The chaos, particularly during these later levels when enemies and bullets and icons fill the screen, is everything. Wide-eyed acceptance of the endless motion on screen creates an almost trance-like state, a type of seizure of everything but the fingers. There is so much going on that it is impossible to comprehend it all, instead you have to let it wash over you and feel the pattern of the pixels rather than try and discern it.
The music sits in the background of this chaos, adding to the synaesthesia. It doesn't have the punchy immediacy of hotline Miami, but rather, like FTL, becomes part of the overall experience, blending in behind the action in and only revealing itself in the quieter moments of contemplation. In the peaceful valley at the start of each level you hear the gentle themes but they soon get blown away as you climb the mountain of violence.

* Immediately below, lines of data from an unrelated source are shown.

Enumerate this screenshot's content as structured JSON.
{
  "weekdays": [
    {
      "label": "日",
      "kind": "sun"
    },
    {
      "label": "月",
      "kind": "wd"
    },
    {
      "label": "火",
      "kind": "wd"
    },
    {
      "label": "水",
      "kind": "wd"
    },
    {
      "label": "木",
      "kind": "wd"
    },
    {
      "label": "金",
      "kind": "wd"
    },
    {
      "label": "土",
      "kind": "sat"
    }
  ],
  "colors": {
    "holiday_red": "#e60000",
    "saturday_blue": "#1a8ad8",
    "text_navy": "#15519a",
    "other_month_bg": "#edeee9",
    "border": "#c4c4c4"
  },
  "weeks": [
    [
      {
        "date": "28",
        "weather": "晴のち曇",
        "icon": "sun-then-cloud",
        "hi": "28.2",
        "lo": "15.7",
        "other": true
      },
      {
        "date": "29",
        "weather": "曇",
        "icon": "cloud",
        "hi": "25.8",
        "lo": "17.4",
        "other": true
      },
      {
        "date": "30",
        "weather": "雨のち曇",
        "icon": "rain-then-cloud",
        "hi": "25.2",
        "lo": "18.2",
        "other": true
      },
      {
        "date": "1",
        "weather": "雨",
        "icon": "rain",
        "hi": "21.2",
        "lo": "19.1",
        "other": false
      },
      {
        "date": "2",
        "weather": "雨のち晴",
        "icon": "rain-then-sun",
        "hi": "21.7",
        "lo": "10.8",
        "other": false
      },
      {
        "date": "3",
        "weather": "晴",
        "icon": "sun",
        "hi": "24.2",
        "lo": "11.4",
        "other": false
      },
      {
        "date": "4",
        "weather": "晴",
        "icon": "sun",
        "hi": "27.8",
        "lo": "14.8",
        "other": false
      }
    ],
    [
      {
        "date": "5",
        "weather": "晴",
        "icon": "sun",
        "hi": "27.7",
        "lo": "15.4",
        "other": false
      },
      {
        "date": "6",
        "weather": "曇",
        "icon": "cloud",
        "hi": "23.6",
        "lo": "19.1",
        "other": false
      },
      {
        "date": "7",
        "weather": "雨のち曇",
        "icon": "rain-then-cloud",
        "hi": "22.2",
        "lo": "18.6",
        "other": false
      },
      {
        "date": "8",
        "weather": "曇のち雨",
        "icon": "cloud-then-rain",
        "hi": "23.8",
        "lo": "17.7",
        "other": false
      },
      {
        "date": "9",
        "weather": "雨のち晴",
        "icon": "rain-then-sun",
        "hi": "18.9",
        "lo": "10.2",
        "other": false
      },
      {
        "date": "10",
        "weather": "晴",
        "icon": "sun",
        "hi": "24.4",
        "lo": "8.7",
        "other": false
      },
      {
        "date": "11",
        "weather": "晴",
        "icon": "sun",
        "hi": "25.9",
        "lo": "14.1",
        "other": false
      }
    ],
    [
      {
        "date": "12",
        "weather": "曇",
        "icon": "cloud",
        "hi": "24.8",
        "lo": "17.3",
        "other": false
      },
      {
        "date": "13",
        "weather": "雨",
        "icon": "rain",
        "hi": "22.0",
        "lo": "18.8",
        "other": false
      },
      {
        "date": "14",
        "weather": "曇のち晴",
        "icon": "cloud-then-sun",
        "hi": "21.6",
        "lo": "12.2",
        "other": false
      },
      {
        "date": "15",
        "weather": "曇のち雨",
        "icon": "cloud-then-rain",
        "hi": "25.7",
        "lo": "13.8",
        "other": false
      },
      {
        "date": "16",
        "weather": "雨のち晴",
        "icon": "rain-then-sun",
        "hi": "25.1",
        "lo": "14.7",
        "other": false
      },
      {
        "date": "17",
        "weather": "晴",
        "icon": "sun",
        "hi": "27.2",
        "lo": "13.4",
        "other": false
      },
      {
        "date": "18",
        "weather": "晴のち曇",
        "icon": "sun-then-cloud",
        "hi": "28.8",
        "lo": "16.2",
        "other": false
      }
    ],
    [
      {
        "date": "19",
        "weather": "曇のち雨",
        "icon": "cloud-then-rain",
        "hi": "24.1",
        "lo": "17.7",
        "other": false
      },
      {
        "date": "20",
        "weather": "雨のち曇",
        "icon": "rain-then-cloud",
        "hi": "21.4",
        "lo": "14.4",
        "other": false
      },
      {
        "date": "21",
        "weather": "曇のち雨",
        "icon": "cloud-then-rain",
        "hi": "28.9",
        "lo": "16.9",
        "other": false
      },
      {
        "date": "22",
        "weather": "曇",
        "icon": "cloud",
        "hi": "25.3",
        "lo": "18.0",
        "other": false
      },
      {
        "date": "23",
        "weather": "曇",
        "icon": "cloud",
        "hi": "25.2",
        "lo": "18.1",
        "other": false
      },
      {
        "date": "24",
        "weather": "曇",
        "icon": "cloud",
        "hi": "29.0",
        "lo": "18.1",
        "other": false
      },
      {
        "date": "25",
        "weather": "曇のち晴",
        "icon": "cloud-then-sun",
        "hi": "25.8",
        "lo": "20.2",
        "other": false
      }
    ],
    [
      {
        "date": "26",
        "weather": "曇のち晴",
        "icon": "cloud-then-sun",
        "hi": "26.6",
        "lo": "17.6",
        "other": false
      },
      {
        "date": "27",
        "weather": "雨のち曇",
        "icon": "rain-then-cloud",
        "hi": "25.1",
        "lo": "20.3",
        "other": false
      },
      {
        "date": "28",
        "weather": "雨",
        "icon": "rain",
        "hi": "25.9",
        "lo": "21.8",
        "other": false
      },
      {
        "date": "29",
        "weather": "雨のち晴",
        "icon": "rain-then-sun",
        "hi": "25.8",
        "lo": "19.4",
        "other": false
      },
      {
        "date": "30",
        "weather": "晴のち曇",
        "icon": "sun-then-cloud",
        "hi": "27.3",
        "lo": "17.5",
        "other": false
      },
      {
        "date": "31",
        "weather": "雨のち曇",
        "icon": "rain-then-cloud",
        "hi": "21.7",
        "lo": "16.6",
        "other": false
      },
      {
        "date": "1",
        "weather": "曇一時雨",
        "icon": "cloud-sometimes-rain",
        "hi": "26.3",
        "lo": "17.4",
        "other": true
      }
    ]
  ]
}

The sudden destruction of every enemy in a level drops you down the other side, leaving you alone to appreciate the descent. The sounds contribute to the cycle of the action, from calm to chaos and back to calm again, the pattern of Risk of Rain again written across each level.
Risk of Rain is so unashamedly gamey, so delightfully reliant on screen-filling mobs of enemies and precise combos that it's difficult not to fall in love. It looks like a throwback to the days of the Spectrum but there are so many of the best bits taken from games since then that it feels like a beautiful, delightful culmination.
Oh yes, this is a review I remember now. I give it two hundred DPS and a shockwave on touch.